Inspired by Eight True Stories

From the outset of this trailer review, I would like to say that I find Anne Hathaway to be mostly a plain Jane actress with minimal talent, who has a great agent and the ability to scam herself into films above her talent level.

Plus, invariably, she makes this face in every role. I don’t know if she’s pooping or emoting. Or both…

Whew. Ok. Let’s jump into this pile.

Modern Love, the latest creation from Amazon Prime, is their attempt to recapture the formula that made the 2003 ensemble film Love Actually a hit (for some reason) and bottle it in the form of a serialized streaming show.

Ripped directly from the headlines, Modern Love is a serialized adaption of the long-running romance column in the New York Times.

You know, the same paper of record that is now pushing myths about the American Founding via its 1619 Project.

You can go look up that horror of modern ideological opinion journalism for yourself. I’ll not sully the confines of this column with that.

When Has Tina Fey Ever Been Funny, Actually…

Starring a goo-gaggle of people that you’ve seen on the covers of People magazine when you venture out to your local grocery store, including Tina Fey, Andy Garcia, Catherine Keener, Dev Patel and that guy from Mad Men (no, not Jon Hamm), the eight-episode Modern Love was written, directed, and produced by John Carney (Sing Street).

Which Baldwin is that one? Oh. It’s the one that makes money. Actually.

The synopsis is here, in case you’re interested:

Modern Love, coming to Amazon Prime Video on October 18, is inspired by the popular New York Times column of the same name. This romantic comedy anthology series explores love in all of its complicated and beautiful forms as each standalone episode brings some of the most beloved stories to life with a stellar cast.

“Stellar cast?”

More like a cast looking to star in a vehicle that checks all the progressive boxes without any real effort at acting.

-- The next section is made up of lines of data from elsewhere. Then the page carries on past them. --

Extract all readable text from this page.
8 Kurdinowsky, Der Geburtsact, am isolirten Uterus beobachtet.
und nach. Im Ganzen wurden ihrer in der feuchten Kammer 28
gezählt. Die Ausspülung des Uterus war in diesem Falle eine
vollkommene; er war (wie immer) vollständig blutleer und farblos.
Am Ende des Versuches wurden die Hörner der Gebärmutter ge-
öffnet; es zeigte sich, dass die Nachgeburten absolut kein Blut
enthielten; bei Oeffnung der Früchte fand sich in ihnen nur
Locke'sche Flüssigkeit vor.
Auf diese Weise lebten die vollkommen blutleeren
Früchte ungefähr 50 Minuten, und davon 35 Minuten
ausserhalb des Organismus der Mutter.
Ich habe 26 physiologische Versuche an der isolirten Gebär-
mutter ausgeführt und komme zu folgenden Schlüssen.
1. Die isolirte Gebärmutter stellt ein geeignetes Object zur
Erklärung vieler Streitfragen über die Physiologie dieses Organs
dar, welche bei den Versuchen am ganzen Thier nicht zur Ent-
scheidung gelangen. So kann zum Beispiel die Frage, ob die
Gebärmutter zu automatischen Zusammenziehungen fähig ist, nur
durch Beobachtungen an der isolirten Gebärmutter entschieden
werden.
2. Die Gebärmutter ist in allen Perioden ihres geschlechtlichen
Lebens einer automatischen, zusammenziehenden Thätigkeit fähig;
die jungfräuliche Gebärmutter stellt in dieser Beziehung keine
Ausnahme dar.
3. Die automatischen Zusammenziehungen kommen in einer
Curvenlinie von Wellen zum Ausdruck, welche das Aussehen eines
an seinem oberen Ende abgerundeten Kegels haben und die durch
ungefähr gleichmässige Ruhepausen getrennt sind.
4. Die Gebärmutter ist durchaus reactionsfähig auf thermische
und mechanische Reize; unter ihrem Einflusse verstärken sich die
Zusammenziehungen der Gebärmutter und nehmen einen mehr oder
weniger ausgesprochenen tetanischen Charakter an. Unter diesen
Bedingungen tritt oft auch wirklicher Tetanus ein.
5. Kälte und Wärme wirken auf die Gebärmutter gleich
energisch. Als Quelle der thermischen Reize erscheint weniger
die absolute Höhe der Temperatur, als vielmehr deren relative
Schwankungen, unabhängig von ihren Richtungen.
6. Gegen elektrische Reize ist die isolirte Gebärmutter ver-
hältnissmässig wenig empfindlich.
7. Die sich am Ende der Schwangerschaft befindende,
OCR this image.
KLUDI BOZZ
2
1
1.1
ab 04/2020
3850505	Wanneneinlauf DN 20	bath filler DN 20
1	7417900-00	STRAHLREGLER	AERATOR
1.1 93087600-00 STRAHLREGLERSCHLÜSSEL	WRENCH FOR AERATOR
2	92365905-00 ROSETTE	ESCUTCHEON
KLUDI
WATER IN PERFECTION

Let’s Talk, Actually, About This Use of the Word “Modern”

Remember that Ed O’Neil / Sofia Vergara vehicle that has been on ABC for ten years and had its five minutes of fleeting fame in 2014, called Modern Family?

Right.

The show served as a vehicle to warm up the people who don’t pay attention to the impact of politics and ideological leftism on entertainment and popular culture (i.e. “normies”), to the idea that every house on their block has a couple who are just trying to get along in a racist, bigoted, prejudiced America.

And that those struggling couples might happen to be gay, mixed-race, single parent, or whatever, experiencing “modern” family life in all of its “complicated and beautiful forms.”

There’s no Negroes here!!! RACISTS!!!!

The show, just like the film, uses the word “modern” to push the conceit that, never before in human history, before the benighted and the enlightened 21st century, had there ever been people who were attracted to each other, fell in love, got married and made a family together that didn’t match “traditional” norms.

Whatever that may have meant in whatever time those people lived in.

The annoying conceit of shows like Modern Love is that they like to pretend that somehow a 2019 when people of the same sex, no sex, all races and no races can get married/hook up/live together or whatever and no one bats an eye is somehow retrograde.

And that we “moderns” are just better morally and ethically than in previous generations.

Thus, the use of the self-serving term “modern” in the title.

That and the term gets the This Is Us crowd downloading this crap like hotcakes.

You’ll probably catch Modern Love’s debut, while walking through your living room with a whiskey in your hand on your way to doing something better, on Amazon Prime on October 18, 2019.